HOUSTON — The family of a man who died in Minneapolis police custody is calling for action after viewing a video that appears to show George Floyd begging for help.
In an interview shared on TMX.news, George Floyd's cousins, Shareeduh Tate and Tera Brown, said the termination of four officers who were involved is a start but it's "not enough."
"I’m glad that it didn’t take forever for them to see what everybody else could clearly see took place, and that’s that they murdered our cousin," Tate said.
George Floyd died while in police custody on Monday night. A video captured by a community journalist appears to show the fatal encounter, in which a Minneapolis police officer can be seen with his knee on Floyd's neck as Floyd is heard saying repeatedly, "I can't breathe."

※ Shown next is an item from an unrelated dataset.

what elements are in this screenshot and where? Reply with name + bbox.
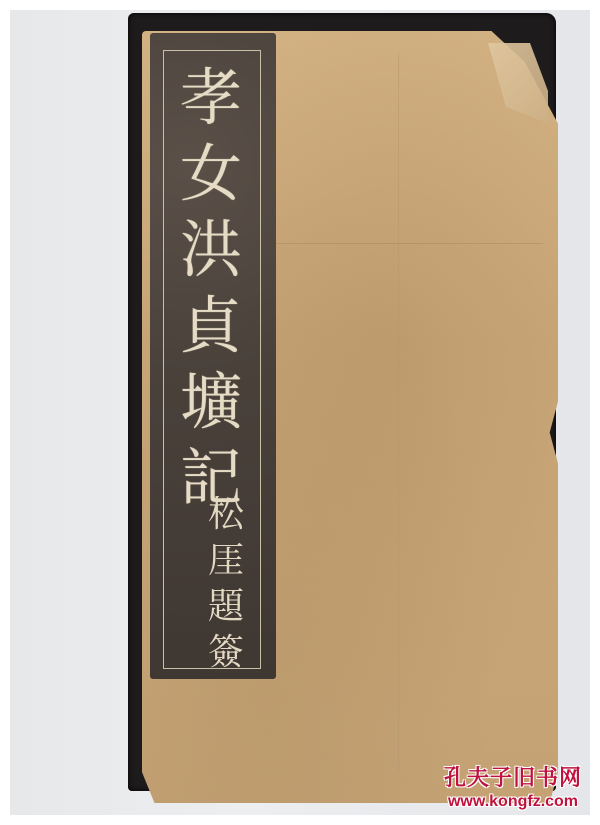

Minneapolis Mayor Jacob Frey announced on Tuesday that four officers involved in the incident have been terminated. The FBI and the Minnesota Bureau of Criminal Apprehension (BCA) are both investigating.
The Minneapolis Police Department issued a statement early Tuesday morning, saying that Floyd resisted officers and then "appeared to be suffering medical distress" after he was put in handcuffs.
Tate said that she saw the video before she knew it was her cousin who had died.
"I just remember thinking how devastating this would be for the family who had lost a family member like this, and that everybody could clearly see it, and then maybe five minutes after that I got the phone call letting me know that it was actually my cousin," she said.
After that, Tate said she could not watch the video again.
"I tried to but when it first played and I could hear his voice, I didn’t need to see anymore," she said. "The first time that I heard him say 'I can’t breathe,' it was just more than I could take."
Tera Brown said Floyd was "the cousin that everybody loved."
"He was everybody's favorite everything," she said. "He was the favorite friend, he was the favorite cousin. So many memories."
In the video of the fatal encounter, bystanders can be heard asking the officer to remove his knee and telling him that Floyd can't breathe. One person says that Floyd's nose is bleeding.
"I can’t thank them enough," Tate said. "We always see these kinds of things that take place and we wonder what would we do if we were placed in that position, and I can only be grateful that there were people there who were advocating for him, even more so grateful for the person who was there with the camera to capture it."
The Police Officers Federation of Minneapolis issued a statement Tuesday saying:
"Now is not the time rush to judgement and immediately condemn our officers. An in-depth investigation is underway. Our officers are fully cooperating. We must review all video. We must wait for the medical examiner’s report. Officers’ actions and training protocol will be carefully examined after the officers have provided their statements. The Police Officers Federation of Minneapolis will provide full support to the involved officers. We ask that the community remain calm and let the investigation be completed in full."
The Floyd family's attorney, Ben Crump, told TMX.news he believes the officer shown in the video with his knee on Floyd's neck should be charged with murder, and that the other officers should be charged as accomplices to a murder.
"They were supposed to protect and serve citizens like George," Crump said. "We in black America, we are done dying at the hands of the people who are supposed to protect and serve us."
Crump said the termination of the four officers is a "good first step." He compared the death to Eric Garner, who also spoke the words "I can't breathe" before he died in a police chokehold. But Crump said in his mind, Floyd's death is "in many ways worse."
"Because they got their knee on his neck and he's begging, pleading, not one minute, not two minutes, not three minutes, but eight minutes, begging them to let him breathe," he said.
Crump said in a statement Tuesday that he will "seek justice" for the family and "demand answers" from police.
The FBI says its investigation will focus on "whether the Minneapolis Police Department officers involved willfully deprived the individual of a right or privilege protected by the Constitution or laws of the United States." It will forward its findings to the U.S. Attorney's Office for the District of Minnesota for possible federal charges.
The BCA will present its findings to the Hennepin County Attorney's Office separately. Hennepin County Attorney Mike Freeman issued a statement Tuesday saying, "The Hennepin County Attorney’s Office is shocked and saddened by what appeared in a recent video." He promised a "thorough, expedited review" consistent with his office's ongoing commitment to justice.
"Every person is entitled to fairness; no person stands above the law," Freeman said.